In the end–again, JLA-style–they end up back together, in the waiting room of a free clinic as a result of various mishaps and ailments. Only if theh Sunny gang really were the Justice League, there'd be more of a big finish… some reason for them all to join forces, followed by a slam-bang finale. "Heart Attack" had none of that. Still, it had some fine moments I'll get to below the grade.

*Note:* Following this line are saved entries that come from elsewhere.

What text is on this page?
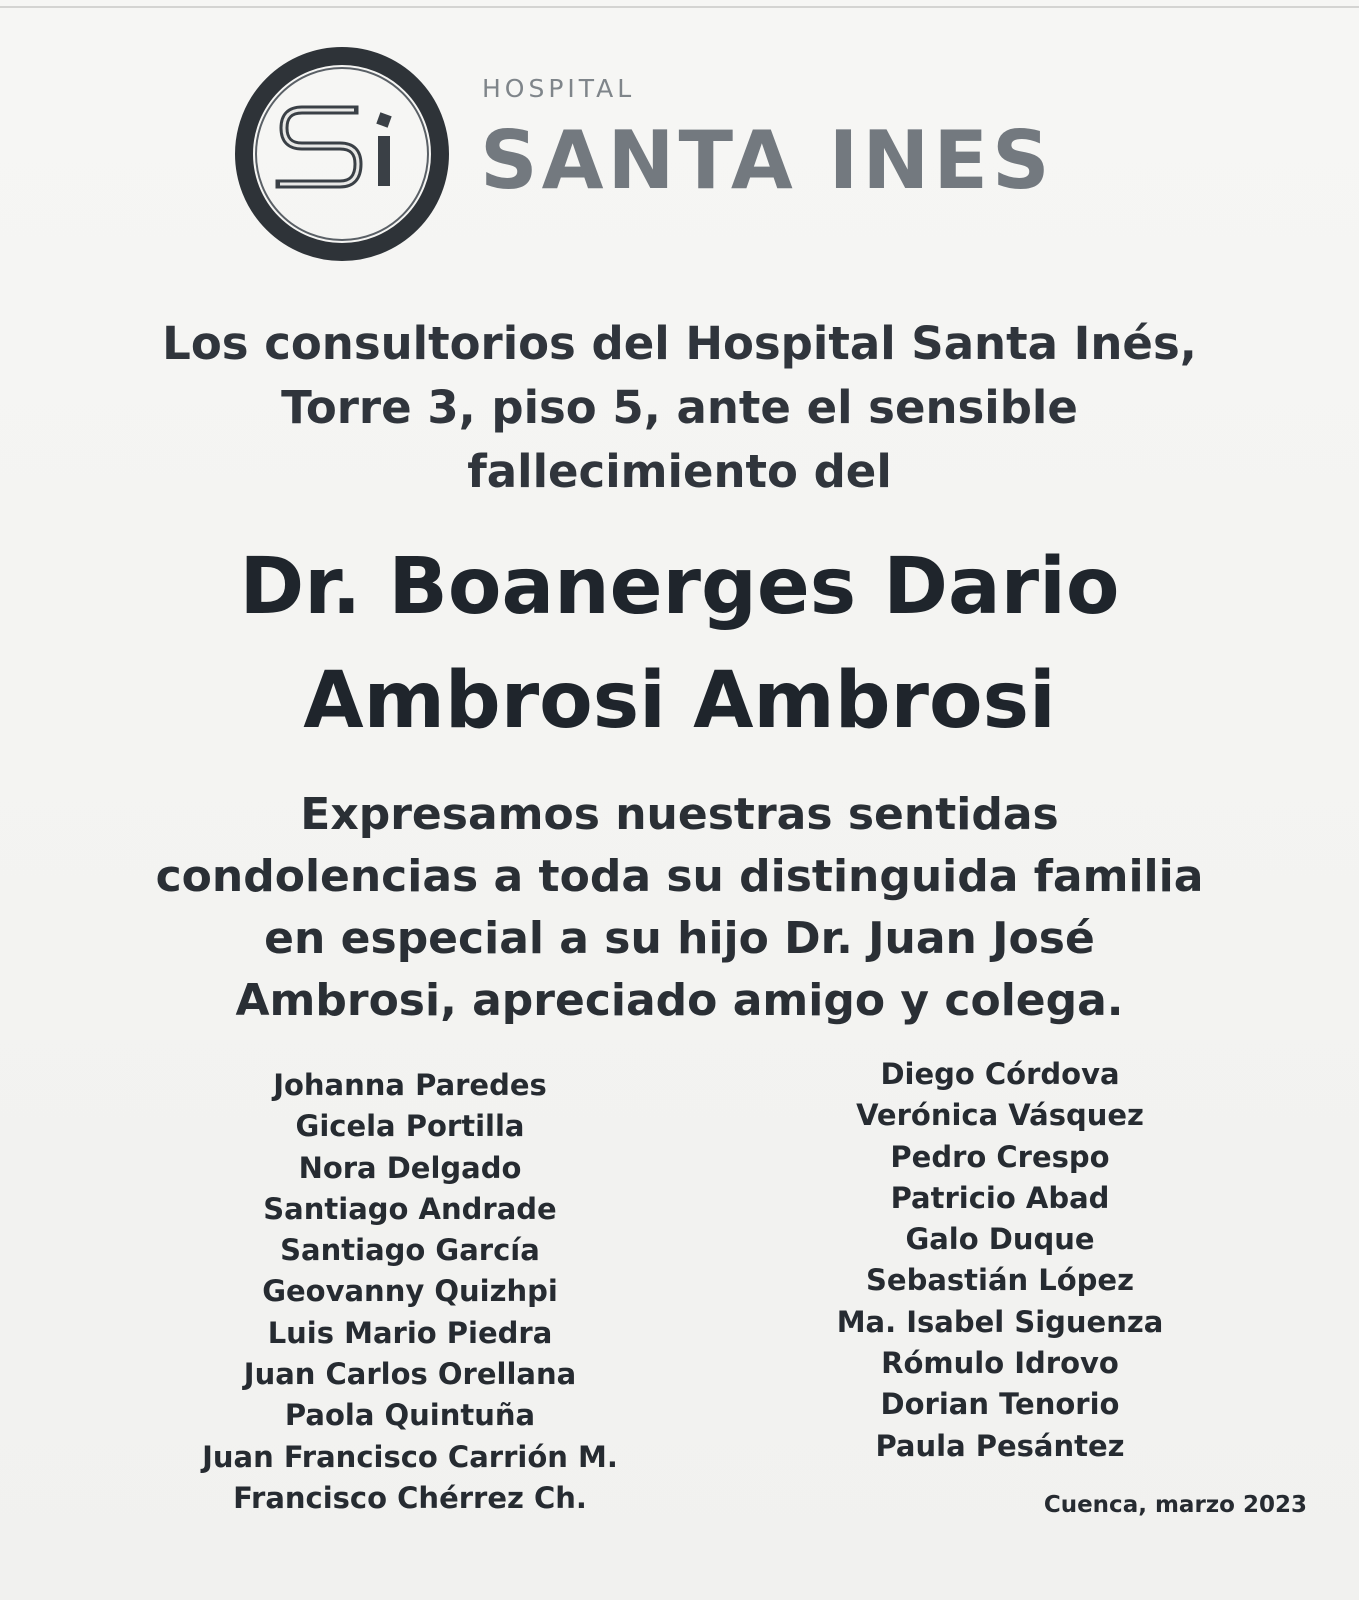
HOSPITAL
SANTA INES
Los consultorios del Hospital Santa Inés,
Torre 3, piso 5, ante el sensible
fallecimiento del
Dr. Boanerges Dario
Ambrosi Ambrosi
Expresamos nuestras sentidas
condolencias a toda su distinguida familia
en especial a su hijo Dr. Juan José
Ambrosi, apreciado amigo y colega.
Johanna Paredes
Gicela Portilla
Nora Delgado
Santiago Andrade
Santiago García
Geovanny Quizhpi
Luis Mario Piedra
Juan Carlos Orellana
Paola Quintuña
Juan Francisco Carrión M.
Francisco Chérrez Ch.
Diego Córdova
Verónica Vásquez
Pedro Crespo
Patricio Abad
Galo Duque
Sebastián López
Ma. Isabel Siguenza
Rómulo Idrovo
Dorian Tenorio
Paula Pesántez
Cuenca, marzo 2023
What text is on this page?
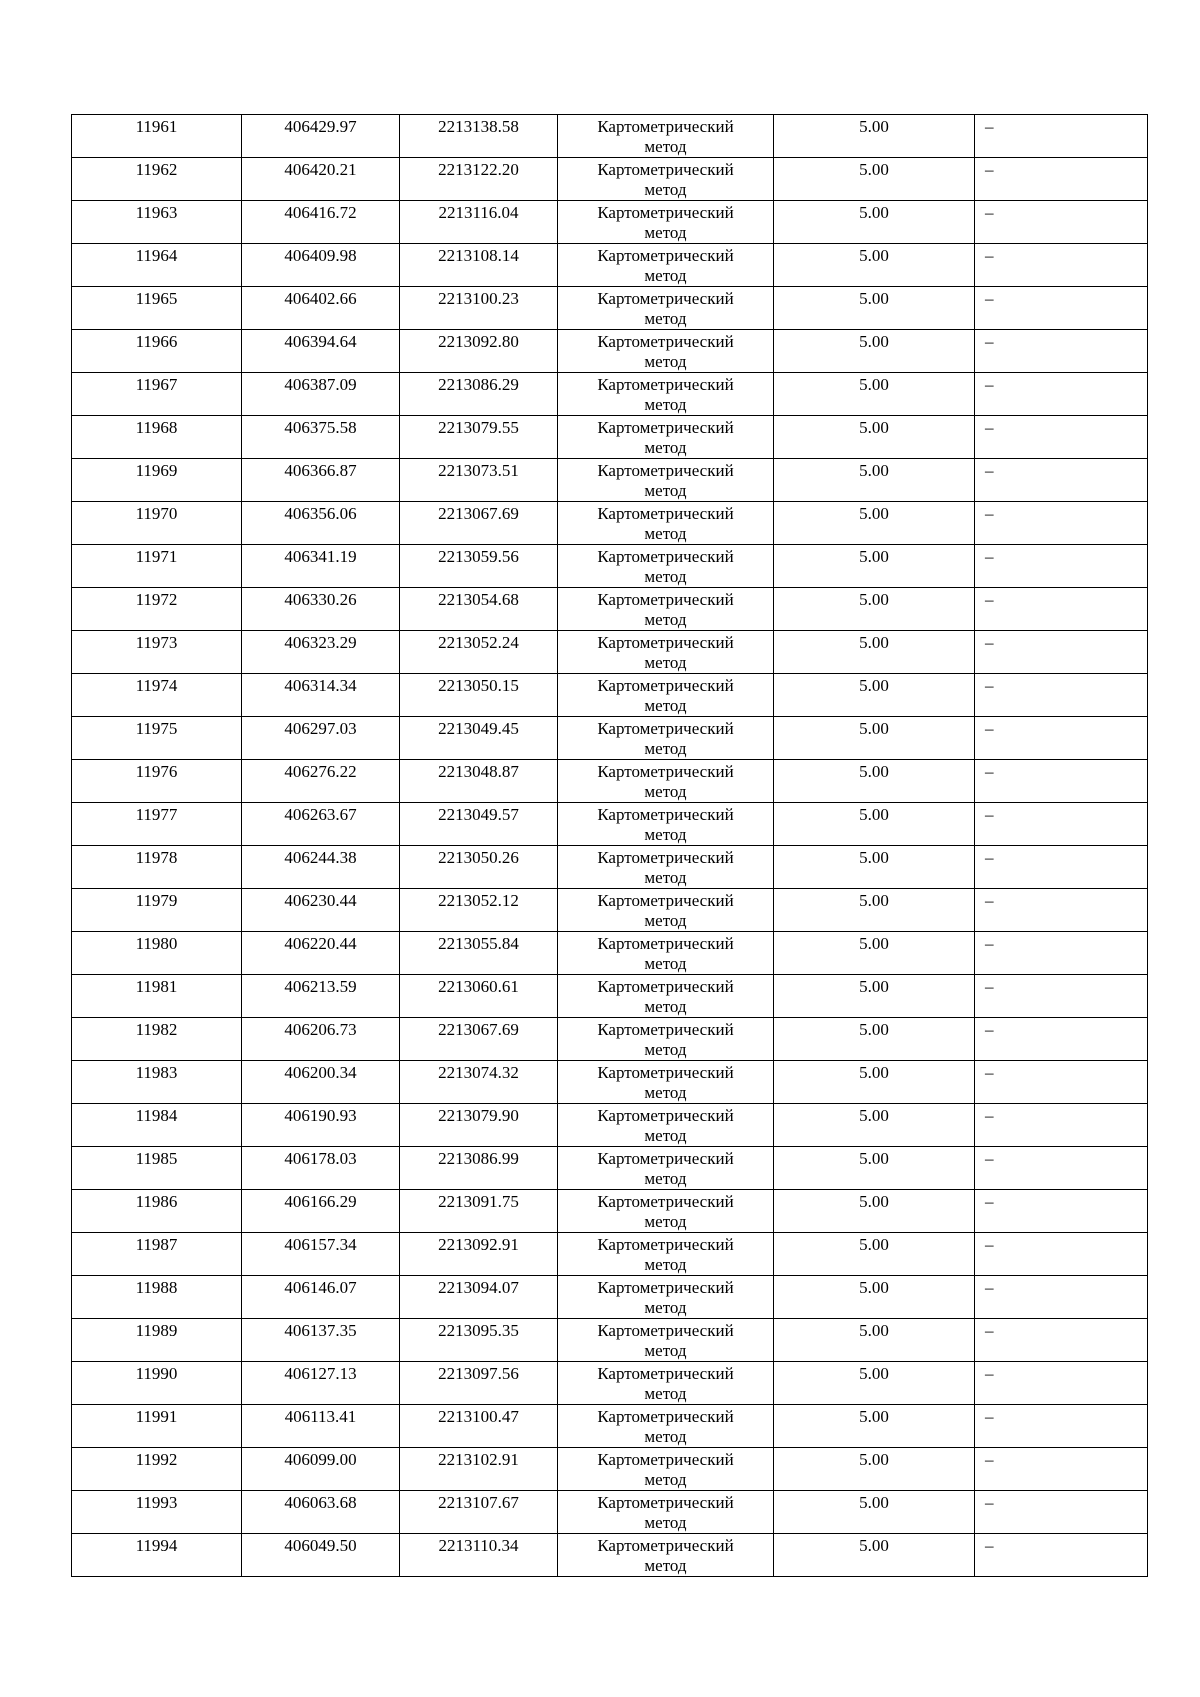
11961	406429.97	2213138.58	Картометрический
метод	5.00	–

11962	406420.21	2213122.20	Картометрический
метод	5.00	–

11963	406416.72	2213116.04	Картометрический
метод	5.00	–

11964	406409.98	2213108.14	Картометрический
метод	5.00	–

11965	406402.66	2213100.23	Картометрический
метод	5.00	–

11966	406394.64	2213092.80	Картометрический
метод	5.00	–

11967	406387.09	2213086.29	Картометрический
метод	5.00	–

11968	406375.58	2213079.55	Картометрический
метод	5.00	–

11969	406366.87	2213073.51	Картометрический
метод	5.00	–

11970	406356.06	2213067.69	Картометрический
метод	5.00	–

11971	406341.19	2213059.56	Картометрический
метод	5.00	–

11972	406330.26	2213054.68	Картометрический
метод	5.00	–

11973	406323.29	2213052.24	Картометрический
метод	5.00	–

11974	406314.34	2213050.15	Картометрический
метод	5.00	–

11975	406297.03	2213049.45	Картометрический
метод	5.00	–

11976	406276.22	2213048.87	Картометрический
метод	5.00	–

11977	406263.67	2213049.57	Картометрический
метод	5.00	–

11978	406244.38	2213050.26	Картометрический
метод	5.00	–

11979	406230.44	2213052.12	Картометрический
метод	5.00	–

11980	406220.44	2213055.84	Картометрический
метод	5.00	–

11981	406213.59	2213060.61	Картометрический
метод	5.00	–

11982	406206.73	2213067.69	Картометрический
метод	5.00	–

11983	406200.34	2213074.32	Картометрический
метод	5.00	–

11984	406190.93	2213079.90	Картометрический
метод	5.00	–

11985	406178.03	2213086.99	Картометрический
метод	5.00	–

11986	406166.29	2213091.75	Картометрический
метод	5.00	–

11987	406157.34	2213092.91	Картометрический
метод	5.00	–

11988	406146.07	2213094.07	Картометрический
метод	5.00	–

11989	406137.35	2213095.35	Картометрический
метод	5.00	–

11990	406127.13	2213097.56	Картометрический
метод	5.00	–

11991	406113.41	2213100.47	Картометрический
метод	5.00	–

11992	406099.00	2213102.91	Картометрический
метод	5.00	–

11993	406063.68	2213107.67	Картометрический
метод	5.00	–

11994	406049.50	2213110.34	Картометрический
метод	5.00	–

And as for the material that didn't work, I'm going to use Charlie's mail-sorting system on it: "The least important stuff gets burned."
Grade: B
Stray observations:
-Was this the shortest cold open in series history?
-Jesus had good messages.
-"You don't pay a fireman to put out a fire, or a cop to shoot a guy."
-Oddly enough, I had a Coach Dickenballs back in junior high. And he did like to dress as a bumblebee.
-"I figured: I got insurance, what the hell, I can smoke…."
-Barney comes and goes.
-Doesn't it seem incongruous that this show now takes place in the home of Major League Baseball's world champions?
-I neglected to bring up Frank's "over medicated, off to the nuthouse" storyline, which was mainly an excuse to insert a few insider-y One Flew Over The Cuckoo's Nest gags. Two things I liked about the Cuckoo's Nest riffs: The guy at the beginning saying "hit me" over and over, just like DeVito's character does in the original film; and that "The Chief" is played by Tim Samson, whom I will assume is related to the original Chief, Will Sampson.
-By the way, this program contained nudity. Terrible, terrible nudity.